Если учеников было столько, что школьное здание не вмещало всех, или если не хватало учителей, организовывались занятия в две смены. Это вызывало свои трудности: в домах крестьян не было часов, и учащиеся второй смены часто приходили раньше назначенного времени, мешая занятиям первой смены. Из-за отсутствия электричества вторая смена вынуждена была заканчивать уроки раньше, с концом светового дня.
Начало учебного года твёрдо установилось на 1 сентября только с 1936 года. До этого учебный год начинался когда придётся. В сёлах время начала занятий зависело от хода полевых работ, которые для крестьянских семей были важнее учения.

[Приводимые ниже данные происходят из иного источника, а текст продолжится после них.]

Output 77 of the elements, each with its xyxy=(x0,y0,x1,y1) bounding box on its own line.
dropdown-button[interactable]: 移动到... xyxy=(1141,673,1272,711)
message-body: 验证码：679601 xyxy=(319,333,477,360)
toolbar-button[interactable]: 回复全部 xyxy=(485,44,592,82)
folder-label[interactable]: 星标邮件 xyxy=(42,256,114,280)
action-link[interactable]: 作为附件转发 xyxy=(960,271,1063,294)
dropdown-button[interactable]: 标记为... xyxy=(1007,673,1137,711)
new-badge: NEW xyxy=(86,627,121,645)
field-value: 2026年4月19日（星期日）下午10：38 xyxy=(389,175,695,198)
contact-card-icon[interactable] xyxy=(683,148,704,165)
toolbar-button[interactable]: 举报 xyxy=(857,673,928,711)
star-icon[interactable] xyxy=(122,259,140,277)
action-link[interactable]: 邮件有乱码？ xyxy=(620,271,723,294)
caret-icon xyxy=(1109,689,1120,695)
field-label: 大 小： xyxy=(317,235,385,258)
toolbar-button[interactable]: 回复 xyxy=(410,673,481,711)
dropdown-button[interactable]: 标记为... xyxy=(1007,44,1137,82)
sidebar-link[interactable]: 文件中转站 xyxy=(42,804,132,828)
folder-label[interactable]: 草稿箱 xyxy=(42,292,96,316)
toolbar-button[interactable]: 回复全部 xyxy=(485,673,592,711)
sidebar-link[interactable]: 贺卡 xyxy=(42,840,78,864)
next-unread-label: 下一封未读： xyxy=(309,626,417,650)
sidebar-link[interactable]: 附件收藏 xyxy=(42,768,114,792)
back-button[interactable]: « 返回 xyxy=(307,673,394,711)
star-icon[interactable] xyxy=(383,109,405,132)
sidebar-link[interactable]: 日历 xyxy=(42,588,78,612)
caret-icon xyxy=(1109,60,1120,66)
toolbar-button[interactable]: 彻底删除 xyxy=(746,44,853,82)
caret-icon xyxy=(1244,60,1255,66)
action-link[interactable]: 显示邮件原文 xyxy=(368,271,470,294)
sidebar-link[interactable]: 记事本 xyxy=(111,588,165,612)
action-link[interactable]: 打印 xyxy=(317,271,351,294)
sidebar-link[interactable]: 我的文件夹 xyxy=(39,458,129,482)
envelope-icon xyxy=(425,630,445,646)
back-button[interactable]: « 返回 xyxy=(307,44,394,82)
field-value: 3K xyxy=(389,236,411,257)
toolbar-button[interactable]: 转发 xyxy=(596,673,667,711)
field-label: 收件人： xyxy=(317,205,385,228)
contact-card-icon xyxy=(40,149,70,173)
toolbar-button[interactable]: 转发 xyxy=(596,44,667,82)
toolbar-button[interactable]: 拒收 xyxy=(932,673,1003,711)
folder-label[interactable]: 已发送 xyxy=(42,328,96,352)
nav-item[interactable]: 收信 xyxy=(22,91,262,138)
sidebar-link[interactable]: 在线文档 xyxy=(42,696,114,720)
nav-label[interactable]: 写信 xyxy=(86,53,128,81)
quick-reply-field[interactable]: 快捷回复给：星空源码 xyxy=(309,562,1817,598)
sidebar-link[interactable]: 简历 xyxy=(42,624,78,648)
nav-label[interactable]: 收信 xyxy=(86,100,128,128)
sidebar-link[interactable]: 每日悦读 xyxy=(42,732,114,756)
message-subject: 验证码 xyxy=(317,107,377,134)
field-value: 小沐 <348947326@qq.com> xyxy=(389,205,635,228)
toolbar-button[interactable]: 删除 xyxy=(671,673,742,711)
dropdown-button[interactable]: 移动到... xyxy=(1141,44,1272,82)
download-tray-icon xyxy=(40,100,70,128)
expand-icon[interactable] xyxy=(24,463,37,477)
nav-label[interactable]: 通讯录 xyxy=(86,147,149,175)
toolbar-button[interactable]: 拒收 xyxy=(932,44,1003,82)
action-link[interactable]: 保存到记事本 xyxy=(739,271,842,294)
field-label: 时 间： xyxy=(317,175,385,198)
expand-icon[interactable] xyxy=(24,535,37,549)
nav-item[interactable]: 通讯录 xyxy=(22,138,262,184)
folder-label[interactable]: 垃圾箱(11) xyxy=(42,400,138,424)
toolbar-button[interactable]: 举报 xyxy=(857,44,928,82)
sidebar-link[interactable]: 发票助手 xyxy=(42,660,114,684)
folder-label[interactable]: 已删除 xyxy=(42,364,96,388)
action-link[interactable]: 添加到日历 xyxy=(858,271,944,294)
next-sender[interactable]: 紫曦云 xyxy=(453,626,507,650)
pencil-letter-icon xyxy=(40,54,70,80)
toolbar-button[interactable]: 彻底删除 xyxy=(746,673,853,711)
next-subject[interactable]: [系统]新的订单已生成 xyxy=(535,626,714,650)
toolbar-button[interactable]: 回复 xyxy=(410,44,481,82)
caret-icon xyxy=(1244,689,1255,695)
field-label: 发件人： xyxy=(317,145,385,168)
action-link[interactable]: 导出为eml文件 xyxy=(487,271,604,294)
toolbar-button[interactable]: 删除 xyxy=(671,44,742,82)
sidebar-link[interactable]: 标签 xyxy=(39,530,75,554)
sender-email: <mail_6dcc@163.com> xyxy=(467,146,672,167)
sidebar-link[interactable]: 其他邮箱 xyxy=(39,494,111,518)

Ежегодно с наступлением холодов перед «просвещенцами» вставала проблема отопления школы. Источники описывают чад от неправильно работающих печей, грязь (потому что «полы моют один раз в неделю») и т. д.
Как велась работа в сельских школах конца 1920-х, описывает корреспондент уездной газеты: «на одного учителя доходит до 100 и более учащихся, работа школы протекает при температуре в 3–4 градуса… на двухместных партах усаживаются по 5-6 учеников».
В 1930-е школ с такими проблемами стало меньше, но они не исчезли: и в 1934 году инспекторы наркомата просвещения сообщают, что учителя всё ещё работают «в верхней одежде, не сняв шапок и варежков». Официально признавалось, что из-за плохих условий на занятиях посещаемость школ в отдельные периоды снижалась до 70%.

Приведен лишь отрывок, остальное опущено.